2 Juni 2016 Olah Raga


Bowling merupakan jenis olahraga yang dilakukan dengan cara menggelindingkan bola menggunakan tangan. Bola bowling tersebut digelindingkan menuju pin berjumlah sepuluh buah yang telah disusun menjadi bentuk segitiga. Bagi banyak orang, bowling tidak hanya dianggap sebagai salah satu cabang olahraga, tapi juga dapat berfungsi untuk melepas penat.

Cabang olahraga ini ternyata sudah dikenal sejak 7000 tahun yang lalu. Saat melakukan penelitian, para arkeolog menemukan peralatan-peralatan semacam bola dan pin yang biasa digunakan untuk bermain bowling. Mereka menemukannya di dalam pemakaman-pemakaman tua Mesir kuno. Sebelum dikenal dengan nama bowling, Jerman sudah lebih dulu memiliki permainan dalam tarian dan perayaan yang mirip dengan bowling. Mereka mengelilingi batu agar mengenai sembilan tongkat kayu yang disebut dengan keglers. Bahkan, meski sudah berabad-abad berlalu, terkadang masih ada pemain bowling di Jerman yang menyebut pin bowling sebagai keglers.


Di Inggris, eksistensi olahraga bowling bermula pada awal tahun 1100-an, dengan beberapa variasi seperti "half-bowl", "skittles", dan "ninepins". Pada tahun 1366, Raja Edward III sempat mengeluarkan undang-undang untuk menghentikan permainan bowling. Namun, larangan tersebut tetap tidak menghambat bowling untuk berkembang. Bahkan pada zaman pemerintahan Raja Henry VIII, bowling menjadi populer dan dimainkan sebagai simbol bangsawan serta status sosial. Seiring dengan berjalannya waktu, bowling pun makin berkembang dan dikenal oleh negara-negara lain di benua Eropa dengan berbagai variasi. Italia, misalnya, menyebut bowling sebagai "bocce". Perancis mengenal bowling dengan nama "petanque" dan Inggris terkadang menyebutnya dengan "lawn bowling".

Pada tahun 1600-an, bowling mulai dikenal di Amerika karena pengaruh dari Belanda. Saat itu, permainan bowling masih terdiri dari sembilan pin yang lebih sering dimainkan di daerah New York City. Orang-orang menyebutnya sebagai "bowling green". Karena semakin lama semakin populer, akhirnya pada 9 September 1895 dibentuk America Bowling Congress (ABC) yang mengatur permainan bowling dan pertandingan resmi.

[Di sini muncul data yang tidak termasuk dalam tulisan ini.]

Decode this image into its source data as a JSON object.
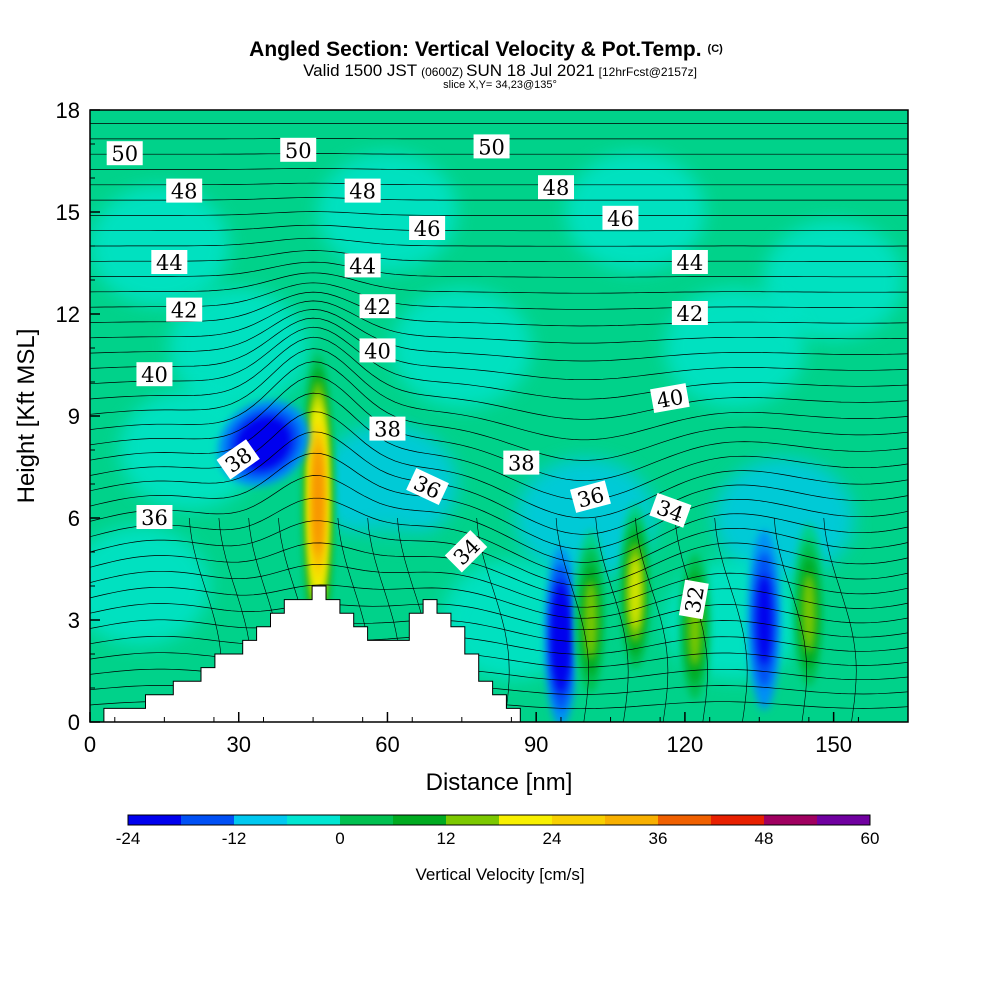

Kemajuan teknologi membawa bowling masuk ke benua Asia pada tahun 1960-an. Namun, Indonesia baru mengenal bowling sekitar tahun 1970. Pada tahun 1983, Achmad Thahir selaku Menteri Pariwisata, Pos, dan Telekomunikasi saat itu secara resmi memperkenalkan istilah bowling yang merupakan singkatan dari "bola gelinding". Beliau juga menjabat sebagi Ketua Panitia Kejuaraan Bowling antar klub untuk memperebutkan piala Presiden Soeharto kala itu.

Karena peminatnya yang semakin banyak, pada bulan Agustus 1970, dibuka pusat olahraga bowling dengan enam belas jalur (lines) menggunakan mesin buatan Brunswick. Yang awalnya hanya melakukan bowling untuk bersenang-senang, semakin lama timbul pemikiran untuk mengadu kepandaian bermain bowling. Hingga akhirnya dibentuk organisasi Persatuan Bowling Indonesia yang mewadahi berbagai klub bowling di Indonesia.